Communautés de pratique en changement

Cette semaine, j’ai la chance de pouvoir rencontrer la personne qui a inventé le terme opérationnel des communautés de pratiques en 1991, Etienne Wenger et sa collègue Jean Lave. Ça se passe le 2011-11-17 à Toronto! Quoi de plus exitant pour célébrer?

Car les communautés de pratique ont 20 ans cette année!

En fait, bien que le terme ait été créé en 1991, le processus existe depuis que le monde est monde. Le concept derrière les CoP (Community of Practice) est aussi vieux que le monde puisqu’à la base le besoin de se rencontrer, de parler de ses problèmes et d’essayer d’y trouver une solution, ce besoin a pris naissance au moment même où quelques individus ont compris que partager les connaissances était la clé!

  • La clé pour régler des problèmes
  • La clé pour aller plus loin
  • La clé pour survivre, finalement.

Le monde contemporain est moins hostile qu’au temps de l’homme de Cro-Magnon (bien que je ne sois pas certain que cette créature aie pu communiquer efficacement…), mais le besoin d’évoluer et de survivre est encore bien présent. D’où l’attrait des CoP!

En cette ère des réseaux sociaux virtuels, personne ne peut nier que le besoin de communiquer, de partager et de contribuer est encore vif. Depuis l’avènement de web contributoire, le web 2.0, on parle même de surplus cognitif, cette activité cérébrale qui était canibalisée par le petit écran dans les années 60 à 90 a maintenant divergé vers le web. Le web contributoire, le web des médias sociaux, le web de Wikipedia. Chaque individu connecté peut aujourd’hui faire profiter le reste de la planète de ses commentaires et de sa sagesse, plus ou moins pertinents selon le cas. Facebook, LinkedIn, Slideshare, Flickr ou Prezi, pour n’en citer que quelques-uns, ne sont que la pointe de l’iceberg. Les outils de collaboration sont légion.

Il ne reste qu’à s’impliquer pour contribuer.

Car le partage, la source des communautés de pratique, implique une contribution. On donne pour mieux recevoir.

Certaines personnes assistent à des évènements pour répondre à un besoin particulier, trouver une solution. Certaines personnes assistent pour recevoir. Et ils reçoivent beaucoup.

D’autres désirent surtout partager. Saisir l’occasion de pouvoir aider ceux qui ont besoin de leurs connaissances. Et ils reçoivent au passage! Ils reçoivent l’appréciation de leurs collègues, la reconnaissance de leur expertise, dans certains cas une offre d’emploi, un contrat, une opportunité et le plaisir pur et inadultéré d’avoir contribué.

Qui a reçu davantage?

Qui a le plus grand désir de revenir?

Étonnamment, les grands contributeurs, ceux qui mettent le plus d’efforts, sont les mêmes qui reviennent, fois après fois, aux activités de la communauté de pratique. Ceux qui ne font qu’assister passivement finissent par se désintérresser.

N’est-ce pas la même chose partout? Être passif dans une activité est le signe annonciateur de l’échec.

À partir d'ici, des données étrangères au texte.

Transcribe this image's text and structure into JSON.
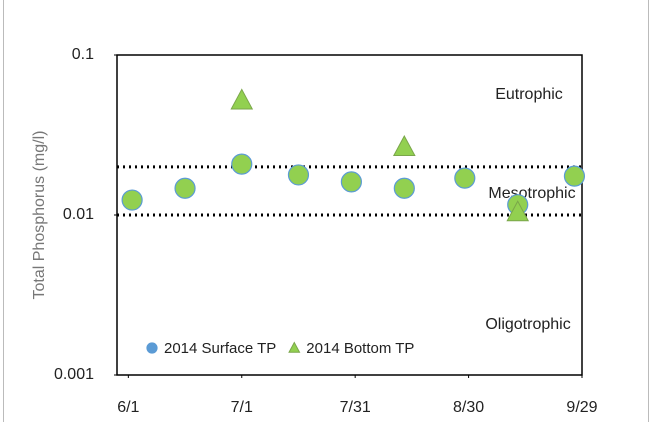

Le nouvel instrument de musique que vous pratiquez… quelques semaines

Les études… qui nécessitent souvent plus qu’une lecture superficielle du matériel

Les activités professionnelles… qui requièrent un maintien des contacts et des suivis dans des délais raisonnables

La formation ou le développement personnel… qui exige des efforts pour mettre en pratique ce qui est acquis dans les cours

Tout y passe.

On s’implique activement ou on décroche. On s’implique et on rentabilise son investissement.

L’implication personnelle exige des efforts, requiert du maintien, nécessite plus qu’un passage superficiel et, presque par magie, donne des résultats au-delà des attentes.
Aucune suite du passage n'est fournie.